13. Uma Universidade socialmente relevante: É fundamental o comprometimento das estruturas acadêmicas com programas sociais relevantes, capazes de contribuir para a solução de problemas nacionais inadiáveis, superando distintas modalidades de exclusão ou carência estrutural: sanitária, educacional, produtiva, etc. A instituição universitária não pode abdicar de sua função pública primordial de espaço de preservação e renovação dos valores democráticos e republicanos em uma arena de pensamento crítico e inquieto. A universidade não pode sucumbir à lógica do mercado e silenciar diante das injustiças e desigualdades engendradas pela lógica da acumulação a qualquer preço. Nessa perspectiva transformadora, torna-se imprescindível a inserção orgânica, nos projetos pedagógicos dos cursos de graduação, de atividades acadêmicas voltadas para a relevância social comumente designadas como atividades de extensão universitária.

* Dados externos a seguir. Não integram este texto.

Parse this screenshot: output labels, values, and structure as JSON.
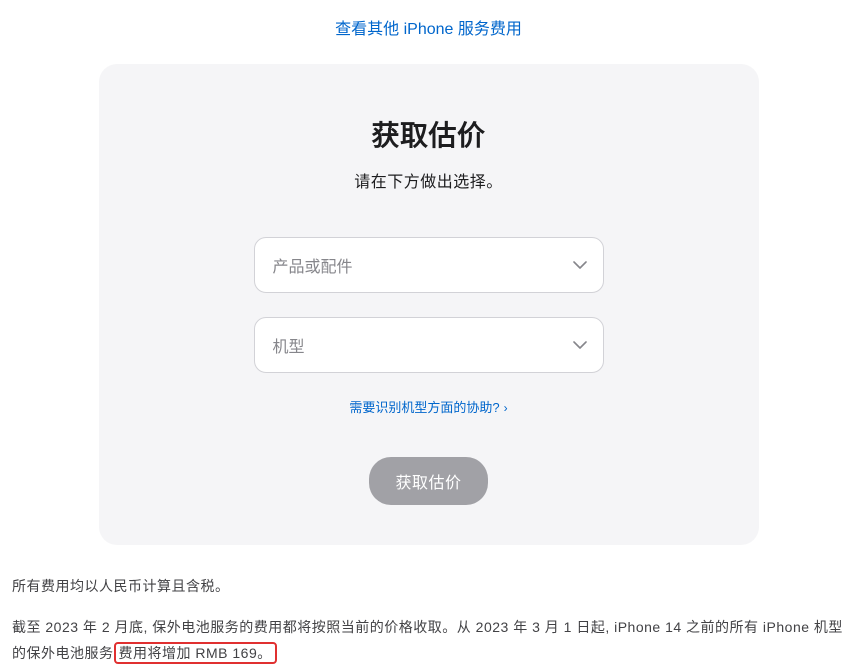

Desafios do futuro - Como aponta Cristovam Buarque em seu livro “A aventura da Universidade” (Editora Paz e Terra, 1994), a universidade, para enfrentar os desafios do futuro, tem de ter consciência plena e renovar-se de forma a ajustar o seu trabalho às exigências da ruptura com a crença na utopia obsoleta e sua substituição por novos objetivos civilizatórios.
A universidade terá de reorientar sua participação no sentido de que o objetivo social, em vez de ampliar o consumo, deva ser a construção de uma sociedade com crescente disponibilidade de tempo livre e com o uso deste tempo para as atividades de enriquecimento cultural. Ela deve desempenhar o papel revolucionário das idéias e ser uma instituição de construção do novo. Para tanto, o primeiro passo deverá romper as amarras que aprisionam a universidade ao passado e ao presente, para a universidade voltada para o futuro.
A universidade atua em um contexto de complexidade e incerteza, onde são exigidas novas interfaces com a sociedade, visando capturar suas necessidades e demandas. Neste balanço, entre demanda e capacidade de resposta, a flexibilidade e a capacidade de adaptação são aspectos importantes, sendo fundamental a preservação dos valores acadêmicos, expressos nas atividades de ensino, pesquisa e extensão.
É dentro desse ambiente de desafios que a universidade pode e deve utilizar a técnica de cenários, pois auxilia estas instituições preparando-as para as diversas possibilidades de acontecimentos futuros, ensejando a tomada de decisão com maior eficiência e eficácia, e, conseqüentemente, tornando-as aptas à formulação de um planejamento organizacional adequado, flexível e com visão de futuro.